Ten Elshof said that the center will become a resource open to everyone through its website that will include video interviews with scholars. A pastor-in-residence will be assigned every semester and they will be preparing and delivering sermon series based on the center’s theme for the current session.

During the initiative’s inaugural semester, which begins in February, philosophers Alvin Plantinga from Calvin College, and Yale University’s Nicholas Wolterstorff will come to the Center as visiting scholars, joining a team of eight research fellows who will focus on the theme of “Christian Scholarship in the 21st Century: Prospects and Perils.”
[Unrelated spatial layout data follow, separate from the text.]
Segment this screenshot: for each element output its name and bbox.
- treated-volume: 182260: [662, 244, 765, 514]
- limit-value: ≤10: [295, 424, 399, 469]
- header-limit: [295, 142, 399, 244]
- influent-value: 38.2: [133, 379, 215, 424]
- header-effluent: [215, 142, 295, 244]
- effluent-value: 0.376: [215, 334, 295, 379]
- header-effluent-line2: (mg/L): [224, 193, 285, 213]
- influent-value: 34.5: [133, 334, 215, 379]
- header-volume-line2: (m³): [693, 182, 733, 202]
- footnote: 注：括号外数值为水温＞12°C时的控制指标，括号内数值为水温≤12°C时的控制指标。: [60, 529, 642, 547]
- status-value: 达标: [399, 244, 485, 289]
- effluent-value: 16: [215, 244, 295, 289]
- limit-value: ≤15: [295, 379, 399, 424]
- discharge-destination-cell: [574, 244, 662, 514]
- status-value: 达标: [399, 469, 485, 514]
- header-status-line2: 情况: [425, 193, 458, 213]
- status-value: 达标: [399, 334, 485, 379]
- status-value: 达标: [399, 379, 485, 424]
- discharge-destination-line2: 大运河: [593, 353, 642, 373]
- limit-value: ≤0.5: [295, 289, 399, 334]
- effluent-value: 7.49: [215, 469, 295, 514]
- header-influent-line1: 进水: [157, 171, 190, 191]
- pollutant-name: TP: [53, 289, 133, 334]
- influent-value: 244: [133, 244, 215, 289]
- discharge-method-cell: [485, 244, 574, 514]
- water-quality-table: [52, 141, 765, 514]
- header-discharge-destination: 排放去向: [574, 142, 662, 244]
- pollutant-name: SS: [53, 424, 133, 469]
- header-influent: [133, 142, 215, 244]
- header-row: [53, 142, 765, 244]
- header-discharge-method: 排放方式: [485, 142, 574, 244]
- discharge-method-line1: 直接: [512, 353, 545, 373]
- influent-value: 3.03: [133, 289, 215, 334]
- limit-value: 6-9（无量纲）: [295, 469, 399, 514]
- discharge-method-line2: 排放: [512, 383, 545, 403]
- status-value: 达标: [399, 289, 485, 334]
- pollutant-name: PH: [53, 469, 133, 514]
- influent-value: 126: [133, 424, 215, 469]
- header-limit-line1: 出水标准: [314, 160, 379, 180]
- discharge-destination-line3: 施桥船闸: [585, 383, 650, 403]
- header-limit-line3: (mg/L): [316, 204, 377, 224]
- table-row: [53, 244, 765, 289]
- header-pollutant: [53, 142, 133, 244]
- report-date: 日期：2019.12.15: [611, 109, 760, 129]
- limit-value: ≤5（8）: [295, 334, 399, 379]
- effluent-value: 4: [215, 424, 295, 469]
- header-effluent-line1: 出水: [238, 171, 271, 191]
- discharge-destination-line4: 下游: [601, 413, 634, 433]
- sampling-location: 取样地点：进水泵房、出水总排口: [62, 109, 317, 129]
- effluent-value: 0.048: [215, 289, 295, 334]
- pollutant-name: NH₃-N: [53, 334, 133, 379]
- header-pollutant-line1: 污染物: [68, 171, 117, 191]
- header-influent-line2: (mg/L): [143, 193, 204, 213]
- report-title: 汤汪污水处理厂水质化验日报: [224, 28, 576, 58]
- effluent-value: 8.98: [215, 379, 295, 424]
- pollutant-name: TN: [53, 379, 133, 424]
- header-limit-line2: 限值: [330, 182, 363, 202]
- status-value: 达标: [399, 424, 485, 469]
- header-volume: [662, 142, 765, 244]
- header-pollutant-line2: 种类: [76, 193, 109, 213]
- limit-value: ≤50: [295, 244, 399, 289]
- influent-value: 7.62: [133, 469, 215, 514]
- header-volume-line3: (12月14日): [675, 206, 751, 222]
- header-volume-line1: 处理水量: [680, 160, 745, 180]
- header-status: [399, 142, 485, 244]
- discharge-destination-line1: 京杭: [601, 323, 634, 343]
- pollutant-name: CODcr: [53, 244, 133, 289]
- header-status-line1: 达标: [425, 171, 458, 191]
Participants will examine the role of Christian scholarship in today’s world and seek to identify issues of particular importance for Christian scholars in years ahead, university officials said.

Plans for each year include researchers publishing books, articles, blog posts, videos, lectures, podcasts and other resources. Also, each year will conclude with a public conference where participants will present their research related to the year’s theme.
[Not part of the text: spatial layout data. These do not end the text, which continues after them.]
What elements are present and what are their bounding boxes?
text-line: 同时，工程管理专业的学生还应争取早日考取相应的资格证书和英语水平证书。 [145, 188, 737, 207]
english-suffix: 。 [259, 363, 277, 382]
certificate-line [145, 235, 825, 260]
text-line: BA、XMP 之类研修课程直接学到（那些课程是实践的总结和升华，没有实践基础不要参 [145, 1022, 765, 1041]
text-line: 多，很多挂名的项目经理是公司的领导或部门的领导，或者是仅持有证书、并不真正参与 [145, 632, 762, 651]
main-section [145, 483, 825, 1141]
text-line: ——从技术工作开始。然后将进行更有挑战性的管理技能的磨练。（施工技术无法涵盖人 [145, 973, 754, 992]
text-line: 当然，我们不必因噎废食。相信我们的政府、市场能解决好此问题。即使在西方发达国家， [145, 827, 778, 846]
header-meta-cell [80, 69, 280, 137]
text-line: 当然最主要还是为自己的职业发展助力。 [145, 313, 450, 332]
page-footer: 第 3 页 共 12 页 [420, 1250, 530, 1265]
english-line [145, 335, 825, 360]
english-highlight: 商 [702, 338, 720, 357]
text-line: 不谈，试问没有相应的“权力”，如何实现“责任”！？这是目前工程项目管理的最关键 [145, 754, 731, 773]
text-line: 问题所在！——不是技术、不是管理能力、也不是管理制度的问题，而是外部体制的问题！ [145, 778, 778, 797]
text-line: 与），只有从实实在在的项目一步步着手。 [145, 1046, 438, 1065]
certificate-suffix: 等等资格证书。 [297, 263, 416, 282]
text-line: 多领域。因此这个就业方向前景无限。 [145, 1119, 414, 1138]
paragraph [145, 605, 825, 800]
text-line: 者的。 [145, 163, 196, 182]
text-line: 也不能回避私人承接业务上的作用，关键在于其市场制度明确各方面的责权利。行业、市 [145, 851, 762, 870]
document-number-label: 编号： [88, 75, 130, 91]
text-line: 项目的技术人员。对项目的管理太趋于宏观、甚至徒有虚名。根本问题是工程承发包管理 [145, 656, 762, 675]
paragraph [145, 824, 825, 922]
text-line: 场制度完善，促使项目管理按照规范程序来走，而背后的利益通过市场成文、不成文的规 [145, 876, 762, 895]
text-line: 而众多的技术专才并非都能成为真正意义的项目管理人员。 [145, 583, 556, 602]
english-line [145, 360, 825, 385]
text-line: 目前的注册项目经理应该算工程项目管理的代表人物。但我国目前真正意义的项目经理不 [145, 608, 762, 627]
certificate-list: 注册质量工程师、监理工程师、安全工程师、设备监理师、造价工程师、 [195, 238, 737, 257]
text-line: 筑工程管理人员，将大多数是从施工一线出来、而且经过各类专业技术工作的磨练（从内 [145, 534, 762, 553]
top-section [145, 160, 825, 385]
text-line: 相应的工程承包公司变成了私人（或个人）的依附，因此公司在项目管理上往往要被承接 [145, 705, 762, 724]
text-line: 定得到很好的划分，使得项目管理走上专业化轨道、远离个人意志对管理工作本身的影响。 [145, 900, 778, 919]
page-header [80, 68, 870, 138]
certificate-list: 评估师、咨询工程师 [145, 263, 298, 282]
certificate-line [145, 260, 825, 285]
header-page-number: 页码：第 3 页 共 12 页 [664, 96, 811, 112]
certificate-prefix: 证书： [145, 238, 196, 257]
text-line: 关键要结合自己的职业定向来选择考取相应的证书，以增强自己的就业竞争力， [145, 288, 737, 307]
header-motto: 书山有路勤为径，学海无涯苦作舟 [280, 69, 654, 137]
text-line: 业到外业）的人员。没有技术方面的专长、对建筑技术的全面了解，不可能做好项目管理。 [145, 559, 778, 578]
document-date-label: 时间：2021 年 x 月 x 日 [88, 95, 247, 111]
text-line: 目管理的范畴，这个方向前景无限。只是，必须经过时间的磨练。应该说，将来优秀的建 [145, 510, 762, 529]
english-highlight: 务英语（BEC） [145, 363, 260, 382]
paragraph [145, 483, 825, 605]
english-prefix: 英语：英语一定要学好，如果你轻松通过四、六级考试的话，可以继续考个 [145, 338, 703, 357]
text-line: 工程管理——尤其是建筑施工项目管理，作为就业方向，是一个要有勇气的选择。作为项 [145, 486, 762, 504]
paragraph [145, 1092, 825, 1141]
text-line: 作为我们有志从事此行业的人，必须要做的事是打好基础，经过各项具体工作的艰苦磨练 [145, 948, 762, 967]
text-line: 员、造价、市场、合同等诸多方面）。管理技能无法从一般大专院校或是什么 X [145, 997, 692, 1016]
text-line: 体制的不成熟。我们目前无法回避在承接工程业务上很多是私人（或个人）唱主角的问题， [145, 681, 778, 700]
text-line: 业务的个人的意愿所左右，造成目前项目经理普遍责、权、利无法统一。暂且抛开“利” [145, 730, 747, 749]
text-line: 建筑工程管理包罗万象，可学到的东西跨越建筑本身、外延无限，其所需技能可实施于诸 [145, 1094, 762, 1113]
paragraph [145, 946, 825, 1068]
“In the years ahead, we envision the Biola University Center for Christian Thought will be a leading source of scholarship on some of the most important issues facing the Church, the academy and the broader culture,” said Biola President Barry H. Corey in a statement from the university.

“This will not be merely a cerebral think tank. Instead, I believe the rich conversations integrating the historic Christian truths with the big questions of our day will have currency around the family kitchen table, from the pulpit and in the media,” Corey stated.

Ten Elshof added that the center will provide a way for everyone to gain from the initiative.

“Christians in general, not just academics, can benefit from the exposure to the leading Christian thinkers of our day. And the leading Christian thinkers of our day often want to be communicating to thoughtful, non-academic Christians.”

“The thinking is let’s provide the kind of mechanisms and resources for that kind of communication,” Ten Elshof explained.